Dubsmash, an app that functions very similarly to TikTok, has also seen a large influx of users. Barrie Segal, the head of content at Dubsmash, has been working overtime to make the new users feel welcome without alienating its current stars.

“We have tons of new users coming into the app right now, and that’s why we’re making sure that no one feels like it’s a takeover. That’s the key thing,” she said.

Segal has appointed 40 popular Dubsmashers to act as “ambassadors” to new users with big followings. “It was a bit of a culture clash in the last couple days, but now everyone is understanding each other more,” she said.

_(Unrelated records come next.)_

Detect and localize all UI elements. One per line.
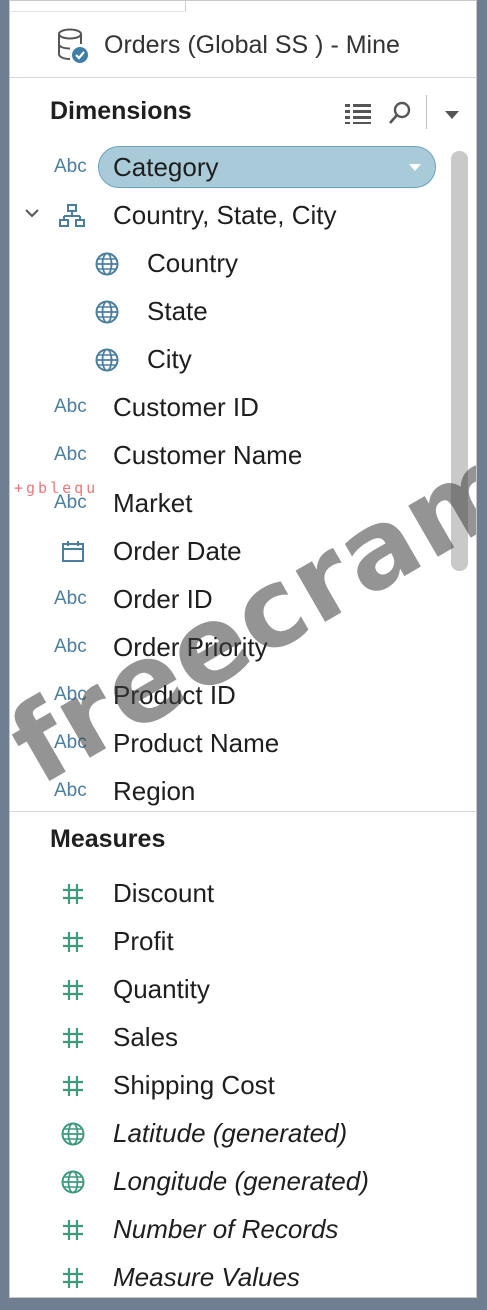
datasource-name: Orders (Global SS ) - Mine [104, 31, 400, 59]
measure-field-shipping-cost[interactable]: Shipping Cost [10, 1061, 450, 1109]
string-type-icon: Abc [54, 636, 87, 657]
number-hash-icon [60, 977, 86, 1003]
measure-field-longitude[interactable]: Longitude (generated) [10, 1157, 450, 1205]
number-hash-icon [60, 1073, 86, 1099]
field-menu-caret-icon[interactable] [409, 164, 421, 171]
string-type-icon: Abc [54, 780, 87, 801]
string-type-icon: Abc [54, 588, 87, 609]
field-label: Quantity [113, 974, 210, 1004]
field-label: Product ID [113, 680, 236, 710]
field-label: Latitude (generated) [113, 1118, 348, 1148]
measure-field-profit[interactable]: Profit [10, 917, 450, 965]
field-label: Region [113, 776, 196, 806]
field-label: Country [147, 248, 239, 278]
data-pane: Orders (Global SS ) - Mine Dimensions Ab… [9, 0, 477, 1298]
tool-separator [426, 95, 427, 129]
field-label: Order ID [113, 584, 213, 614]
number-hash-icon [60, 1265, 86, 1291]
field-label: Number of Records [113, 1214, 339, 1244]
dimension-field-country[interactable]: Country [10, 239, 450, 287]
dimension-field-order-id[interactable]: Abc Order ID [10, 575, 450, 623]
number-hash-icon [60, 1025, 86, 1051]
number-hash-icon [60, 929, 86, 955]
dimension-field-product-name[interactable]: Abc Product Name [10, 719, 450, 767]
dimension-hierarchy-country-state-city[interactable]: Country, State, City [10, 191, 450, 239]
dimension-field-customer-id[interactable]: Abc Customer ID [10, 383, 450, 431]
field-label: Longitude (generated) [113, 1166, 369, 1196]
string-type-icon: Abc [54, 684, 87, 705]
measure-field-quantity[interactable]: Quantity [10, 965, 450, 1013]
dimension-field-customer-name[interactable]: Abc Customer Name [10, 431, 450, 479]
dimension-field-product-id[interactable]: Abc Product ID [10, 671, 450, 719]
dimension-field-state[interactable]: State [10, 287, 450, 335]
search-icon[interactable] [388, 100, 414, 131]
globe-icon [94, 347, 120, 373]
field-label: City [147, 344, 192, 374]
field-label: Profit [113, 926, 174, 956]
field-label: Customer ID [113, 392, 259, 422]
field-label: Product Name [113, 728, 280, 758]
globe-icon [60, 1121, 86, 1147]
measure-field-number-of-records[interactable]: Number of Records [10, 1205, 450, 1253]
string-type-icon: Abc [54, 444, 87, 465]
number-hash-icon [60, 1217, 86, 1243]
dimension-field-order-date[interactable]: Order Date [10, 527, 450, 575]
field-label: Country, State, City [113, 200, 337, 230]
calendar-icon [60, 539, 86, 565]
field-label: Category [113, 152, 219, 182]
datasource-header[interactable]: Orders (Global SS ) - Mine [10, 11, 476, 78]
field-label: Discount [113, 878, 215, 908]
globe-icon [94, 251, 120, 277]
field-label: Market [113, 488, 193, 518]
dimensions-scrollbar[interactable] [451, 151, 468, 571]
chevron-down-icon[interactable] [24, 205, 50, 231]
field-label: State [147, 296, 208, 326]
field-label: Shipping Cost [113, 1070, 275, 1100]
field-label: Customer Name [113, 440, 303, 470]
measure-field-measure-values[interactable]: Measure Values [10, 1253, 450, 1297]
dimension-field-order-priority[interactable]: Abc Order Priority [10, 623, 450, 671]
dropdown-caret-icon[interactable] [444, 107, 460, 125]
field-label: Sales [113, 1022, 179, 1052]
field-label: Measure Values [113, 1262, 300, 1292]
field-label: Order Priority [113, 632, 268, 662]
dimension-field-city[interactable]: City [10, 335, 450, 383]
database-check-icon [56, 27, 90, 65]
dimensions-title: Dimensions [50, 97, 192, 125]
number-hash-icon [60, 881, 86, 907]
dimension-field-region[interactable]: Abc Region [10, 767, 450, 815]
globe-icon [94, 299, 120, 325]
hierarchy-icon [59, 203, 85, 229]
field-label: Order Date [113, 536, 242, 566]
section-divider [10, 811, 476, 812]
small-watermark: +gblequ [14, 479, 99, 497]
string-type-icon: Abc [54, 732, 87, 753]
measure-field-latitude[interactable]: Latitude (generated) [10, 1109, 450, 1157]
string-type-icon: Abc [54, 396, 87, 417]
measure-field-discount[interactable]: Discount [10, 869, 450, 917]
measures-title: Measures [50, 825, 166, 853]
list-view-icon[interactable] [344, 101, 372, 130]
globe-icon [60, 1169, 86, 1195]
dimension-field-category[interactable]: Abc Category [10, 143, 450, 191]
string-type-icon: Abc [54, 156, 87, 177]
measure-field-sales[interactable]: Sales [10, 1013, 450, 1061]
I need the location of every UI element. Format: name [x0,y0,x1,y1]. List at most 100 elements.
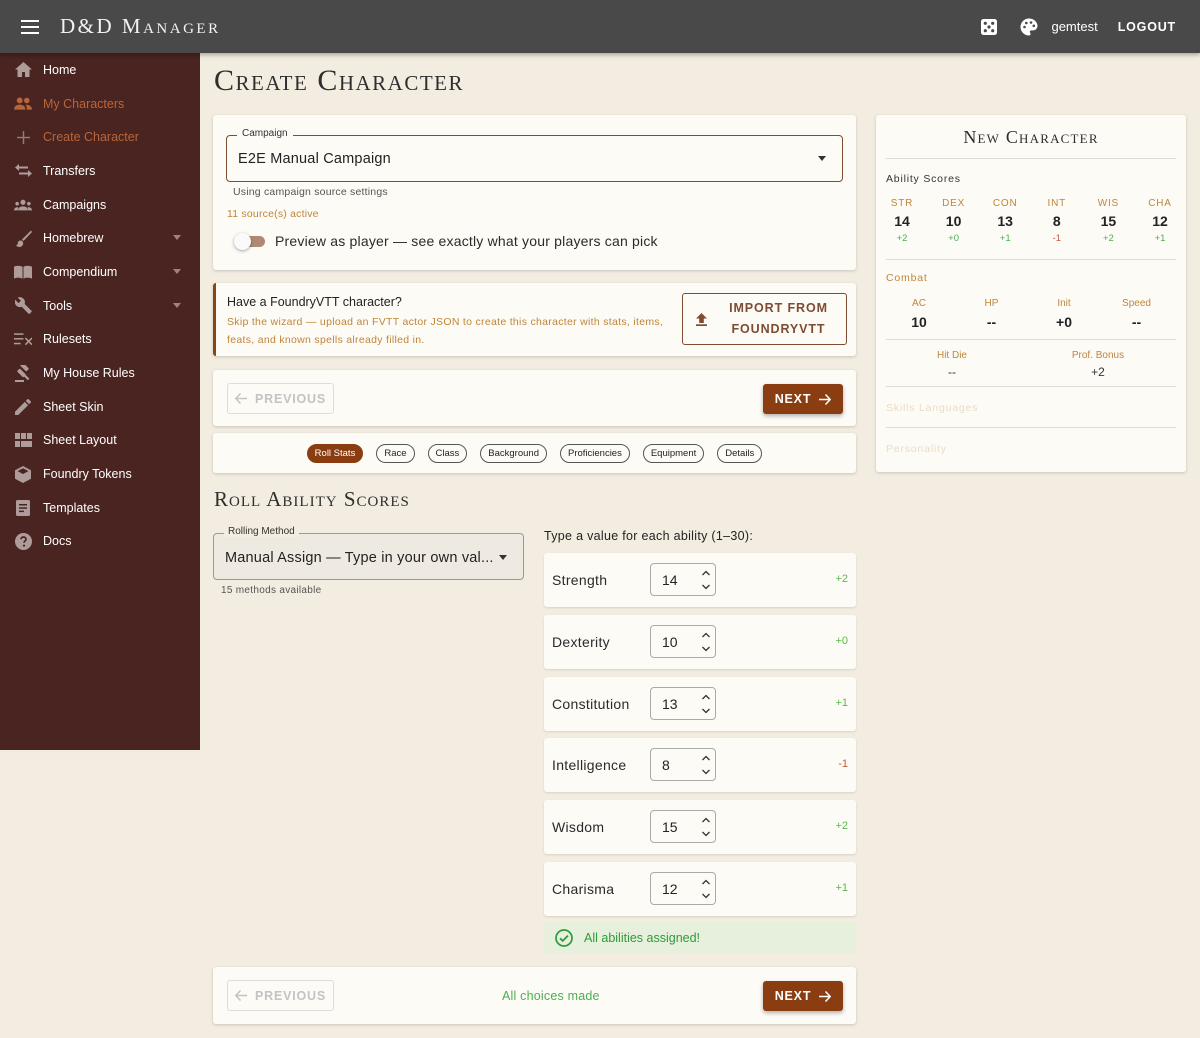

Max Levine, the COO of Amp Studios, an incubator for social media talent, said that the 10 TikTok creators who work with his company are all investing heavily in Snapchat. The platform recently verified them, and they have found success with the app’s Discover page.

Still, many people say TikTok is irreplaceable for them.

“I’ve heard of Dubsmash. I’ve heard of Byte, but it’s just not TikTok,” said Q Shamar Stenline, 21, who has 4.4 million followers on TikTok. He’s not immediately looking to jump to another short-form video app. He’d rather focus his time on YouTube, which he sees as more stable. “YouTube will be around,” he said. “These other apps come and go.”